Questa bibliografia è divisa in 17 sezioni: Antropogenesi, mito, storia (52 riferimenti), Antropologia del sacro, mitologia (41 riferimenti), Atlantide (16 riferimenti), Cicli cosmici, storia tradizionale (25 riferimenti), Classici (6 riferimenti), Controcorrente (13 riferimenti), Etnologia, popoli, identità (35 riferimenti), Geologia, paleobiologia, ambiente (19 riferimenti), Indoeuropei (44 riferimenti), Linguistica storica (19 riferimenti), Paleogenetica (36 riferimenti), Paleoantropologia (23 riferimenti), Preistoria generale, archeologia (53 riferimenti), Razza (38 riferimenti), Simbolismo (15 riferimenti), Studi tradizionali, perennialismo (51 riferimenti), Thule, Iperborea, nord arcaico (61 riferimenti), per un totale complessivo di quasi 500 riferimenti, e tenete presente che all’incirca nella metà dei casi non si tratta di articoli, ma di libri spesso di centinaia di Pagine.
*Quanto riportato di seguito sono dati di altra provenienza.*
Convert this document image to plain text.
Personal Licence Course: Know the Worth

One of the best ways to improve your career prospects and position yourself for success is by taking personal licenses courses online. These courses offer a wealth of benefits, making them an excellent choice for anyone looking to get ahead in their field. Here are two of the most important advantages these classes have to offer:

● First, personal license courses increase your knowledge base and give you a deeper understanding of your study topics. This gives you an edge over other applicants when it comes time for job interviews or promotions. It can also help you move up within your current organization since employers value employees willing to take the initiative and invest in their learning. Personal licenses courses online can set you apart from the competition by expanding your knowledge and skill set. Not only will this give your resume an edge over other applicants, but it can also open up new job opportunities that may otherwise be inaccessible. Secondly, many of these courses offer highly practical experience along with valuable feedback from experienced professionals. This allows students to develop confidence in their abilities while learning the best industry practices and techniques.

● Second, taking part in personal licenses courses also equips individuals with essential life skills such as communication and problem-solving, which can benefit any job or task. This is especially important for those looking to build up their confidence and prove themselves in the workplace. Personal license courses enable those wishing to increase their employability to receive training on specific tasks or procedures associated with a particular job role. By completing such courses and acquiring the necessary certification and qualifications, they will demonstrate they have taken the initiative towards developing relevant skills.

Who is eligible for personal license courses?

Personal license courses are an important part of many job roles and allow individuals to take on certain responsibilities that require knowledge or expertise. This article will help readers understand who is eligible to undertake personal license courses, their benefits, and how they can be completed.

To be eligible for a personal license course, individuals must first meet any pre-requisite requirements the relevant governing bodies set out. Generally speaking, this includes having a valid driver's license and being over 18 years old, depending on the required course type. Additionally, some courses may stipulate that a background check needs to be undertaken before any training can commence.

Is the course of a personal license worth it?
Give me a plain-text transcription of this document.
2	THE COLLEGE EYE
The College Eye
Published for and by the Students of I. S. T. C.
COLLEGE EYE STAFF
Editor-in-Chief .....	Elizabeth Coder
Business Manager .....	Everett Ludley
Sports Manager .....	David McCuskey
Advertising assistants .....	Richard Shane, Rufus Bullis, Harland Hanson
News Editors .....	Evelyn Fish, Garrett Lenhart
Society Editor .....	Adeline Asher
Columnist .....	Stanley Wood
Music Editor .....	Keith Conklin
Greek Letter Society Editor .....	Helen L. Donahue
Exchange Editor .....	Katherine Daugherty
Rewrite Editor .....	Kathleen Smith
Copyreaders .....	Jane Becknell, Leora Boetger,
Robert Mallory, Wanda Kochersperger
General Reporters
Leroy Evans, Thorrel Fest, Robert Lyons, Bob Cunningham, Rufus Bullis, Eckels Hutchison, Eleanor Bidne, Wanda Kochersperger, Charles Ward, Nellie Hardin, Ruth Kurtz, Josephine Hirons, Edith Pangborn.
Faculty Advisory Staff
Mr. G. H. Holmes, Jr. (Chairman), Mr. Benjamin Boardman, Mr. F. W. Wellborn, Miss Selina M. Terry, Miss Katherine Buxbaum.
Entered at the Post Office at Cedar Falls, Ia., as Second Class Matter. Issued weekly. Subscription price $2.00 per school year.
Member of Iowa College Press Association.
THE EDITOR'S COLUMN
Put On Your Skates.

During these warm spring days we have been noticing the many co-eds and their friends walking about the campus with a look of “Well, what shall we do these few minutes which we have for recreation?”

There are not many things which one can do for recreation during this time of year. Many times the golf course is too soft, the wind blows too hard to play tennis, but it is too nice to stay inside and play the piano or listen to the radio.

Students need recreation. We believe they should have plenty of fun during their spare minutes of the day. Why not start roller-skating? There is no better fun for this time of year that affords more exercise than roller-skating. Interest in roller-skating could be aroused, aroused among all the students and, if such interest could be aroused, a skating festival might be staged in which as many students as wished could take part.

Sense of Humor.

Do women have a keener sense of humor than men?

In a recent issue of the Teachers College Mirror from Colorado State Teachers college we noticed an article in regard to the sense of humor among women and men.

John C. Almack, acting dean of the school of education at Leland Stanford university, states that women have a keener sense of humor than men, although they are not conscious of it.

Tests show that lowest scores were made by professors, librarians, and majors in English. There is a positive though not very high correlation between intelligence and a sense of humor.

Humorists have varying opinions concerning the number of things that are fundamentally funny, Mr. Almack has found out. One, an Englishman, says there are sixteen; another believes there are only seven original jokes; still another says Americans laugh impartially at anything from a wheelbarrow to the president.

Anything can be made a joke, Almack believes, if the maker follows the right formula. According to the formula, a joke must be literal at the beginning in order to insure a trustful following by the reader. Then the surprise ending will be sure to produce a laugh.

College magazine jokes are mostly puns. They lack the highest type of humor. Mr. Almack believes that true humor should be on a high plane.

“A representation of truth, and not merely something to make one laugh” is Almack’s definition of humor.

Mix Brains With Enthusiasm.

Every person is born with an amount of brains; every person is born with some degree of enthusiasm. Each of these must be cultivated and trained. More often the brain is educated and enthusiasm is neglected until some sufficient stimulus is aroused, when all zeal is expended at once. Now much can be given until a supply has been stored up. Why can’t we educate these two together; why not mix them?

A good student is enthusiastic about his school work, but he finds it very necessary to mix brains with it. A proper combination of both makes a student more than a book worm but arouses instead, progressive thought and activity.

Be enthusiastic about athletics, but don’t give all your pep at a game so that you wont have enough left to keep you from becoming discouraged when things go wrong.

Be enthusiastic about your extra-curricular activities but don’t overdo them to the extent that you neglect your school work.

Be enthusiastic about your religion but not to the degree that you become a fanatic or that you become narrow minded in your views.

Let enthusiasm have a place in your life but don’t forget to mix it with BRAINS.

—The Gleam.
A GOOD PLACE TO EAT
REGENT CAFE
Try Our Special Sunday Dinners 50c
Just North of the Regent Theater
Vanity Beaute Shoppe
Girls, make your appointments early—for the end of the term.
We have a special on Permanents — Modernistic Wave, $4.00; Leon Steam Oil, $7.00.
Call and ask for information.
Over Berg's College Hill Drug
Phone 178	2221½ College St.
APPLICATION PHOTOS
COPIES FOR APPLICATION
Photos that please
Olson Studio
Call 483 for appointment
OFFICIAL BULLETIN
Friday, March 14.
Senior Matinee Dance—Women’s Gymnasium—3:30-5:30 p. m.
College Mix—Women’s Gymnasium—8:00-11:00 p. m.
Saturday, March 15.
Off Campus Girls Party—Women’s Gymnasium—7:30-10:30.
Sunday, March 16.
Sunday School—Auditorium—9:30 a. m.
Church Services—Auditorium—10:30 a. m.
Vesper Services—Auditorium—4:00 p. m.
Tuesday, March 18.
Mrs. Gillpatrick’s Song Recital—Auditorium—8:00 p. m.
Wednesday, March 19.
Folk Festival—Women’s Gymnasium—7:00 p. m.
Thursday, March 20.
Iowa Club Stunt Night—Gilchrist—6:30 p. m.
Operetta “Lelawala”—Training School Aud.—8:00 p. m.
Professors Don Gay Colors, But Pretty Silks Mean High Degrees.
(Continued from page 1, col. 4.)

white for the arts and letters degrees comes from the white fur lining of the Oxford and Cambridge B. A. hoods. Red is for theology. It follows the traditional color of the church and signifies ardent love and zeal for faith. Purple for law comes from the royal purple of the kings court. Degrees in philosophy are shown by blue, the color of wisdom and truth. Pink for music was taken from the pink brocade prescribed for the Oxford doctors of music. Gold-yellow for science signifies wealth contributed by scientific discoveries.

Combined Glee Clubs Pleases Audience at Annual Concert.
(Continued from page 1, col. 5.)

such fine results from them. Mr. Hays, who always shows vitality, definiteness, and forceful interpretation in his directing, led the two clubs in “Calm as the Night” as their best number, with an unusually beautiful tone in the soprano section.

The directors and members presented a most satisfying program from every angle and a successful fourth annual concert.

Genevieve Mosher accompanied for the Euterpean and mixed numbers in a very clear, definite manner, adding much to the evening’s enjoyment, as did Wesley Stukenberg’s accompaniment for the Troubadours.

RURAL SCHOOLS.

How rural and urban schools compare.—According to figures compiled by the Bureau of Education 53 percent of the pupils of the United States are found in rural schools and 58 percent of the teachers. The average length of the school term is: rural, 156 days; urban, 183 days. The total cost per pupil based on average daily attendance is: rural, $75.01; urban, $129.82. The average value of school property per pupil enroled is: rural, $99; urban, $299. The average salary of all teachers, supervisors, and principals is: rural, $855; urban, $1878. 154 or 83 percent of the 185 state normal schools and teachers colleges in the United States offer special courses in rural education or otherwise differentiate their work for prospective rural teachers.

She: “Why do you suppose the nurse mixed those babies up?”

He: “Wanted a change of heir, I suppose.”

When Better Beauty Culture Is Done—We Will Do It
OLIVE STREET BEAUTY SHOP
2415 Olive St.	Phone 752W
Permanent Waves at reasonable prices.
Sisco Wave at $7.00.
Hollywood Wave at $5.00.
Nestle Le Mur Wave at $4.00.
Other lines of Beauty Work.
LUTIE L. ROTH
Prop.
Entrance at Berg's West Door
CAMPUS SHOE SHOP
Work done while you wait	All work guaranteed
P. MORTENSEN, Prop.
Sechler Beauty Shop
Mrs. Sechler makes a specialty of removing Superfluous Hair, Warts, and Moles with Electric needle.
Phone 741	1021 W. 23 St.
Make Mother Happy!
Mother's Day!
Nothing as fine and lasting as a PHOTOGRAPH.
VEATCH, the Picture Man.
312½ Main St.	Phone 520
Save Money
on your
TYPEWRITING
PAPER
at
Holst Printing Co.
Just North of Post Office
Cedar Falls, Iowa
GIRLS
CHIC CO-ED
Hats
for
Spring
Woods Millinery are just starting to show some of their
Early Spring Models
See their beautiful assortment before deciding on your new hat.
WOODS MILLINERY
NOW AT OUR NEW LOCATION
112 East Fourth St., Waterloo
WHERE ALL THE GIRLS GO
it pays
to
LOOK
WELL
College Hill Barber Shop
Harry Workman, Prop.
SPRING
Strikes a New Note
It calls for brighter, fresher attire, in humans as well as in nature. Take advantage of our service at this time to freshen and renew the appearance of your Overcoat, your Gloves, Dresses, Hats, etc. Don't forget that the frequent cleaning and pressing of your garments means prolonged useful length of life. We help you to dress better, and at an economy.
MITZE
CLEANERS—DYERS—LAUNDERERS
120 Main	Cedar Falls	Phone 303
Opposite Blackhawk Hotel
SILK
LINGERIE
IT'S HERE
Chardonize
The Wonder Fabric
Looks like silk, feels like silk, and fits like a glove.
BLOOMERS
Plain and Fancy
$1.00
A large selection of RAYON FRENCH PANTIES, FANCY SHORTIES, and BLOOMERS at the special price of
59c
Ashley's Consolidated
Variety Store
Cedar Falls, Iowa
Questo ci dice molto sull’imponenza e la meticolosità del lavoro di Michele Ruzzai, ma ci dice anche un’altra cosa: in un modo o nell’altro, gli autori citati, e sono veramente tanti, sono schierati perlopiù a favore della tesi dell’origine nordica, non quella africana. Il che dimostra che quest’ultima è più recente, meno radicata, meno incontestata di quanto ci si vuol far credere, si è imposta prevalentemente col metodo: “se non ti adegui al dogma, sei fuori dalla comunità scientifica, ci rimetti la possibilità di pubblicare e la cattedra”.
In questi giorni ci è giunta la tristissima notizia della scomparsa di Ernesto Roli. Roli è stato un importante studioso di indoeuropeistica, amico e collaboratore di Adriano Romualdi e continuatore della sua opera, che in questi anni ci ha onorati della sua amicizia e del suo sostegno. Io gli ho dedicato un Ricordo che è stato pubblicato su “Ereticamente” in data 17 marzo.
Vorrei ripetere qui lo stesso concetto che espressi nel 2015 nell’articolo Il passaggio del testimone, in cui ricordavo la scomparsa, avvenuta con sorprendente contemporaneità, di Gianantonio Valli e di Sergio Gozzoli: il modo migliore di onorare queste persone, è quello di continuare la loro opera, raccogliere il loro testimone e la loro testimonianza e proseguire la marcia.
NOTA: Nell’illustrazione, il tempio di Cerere a Vetralla.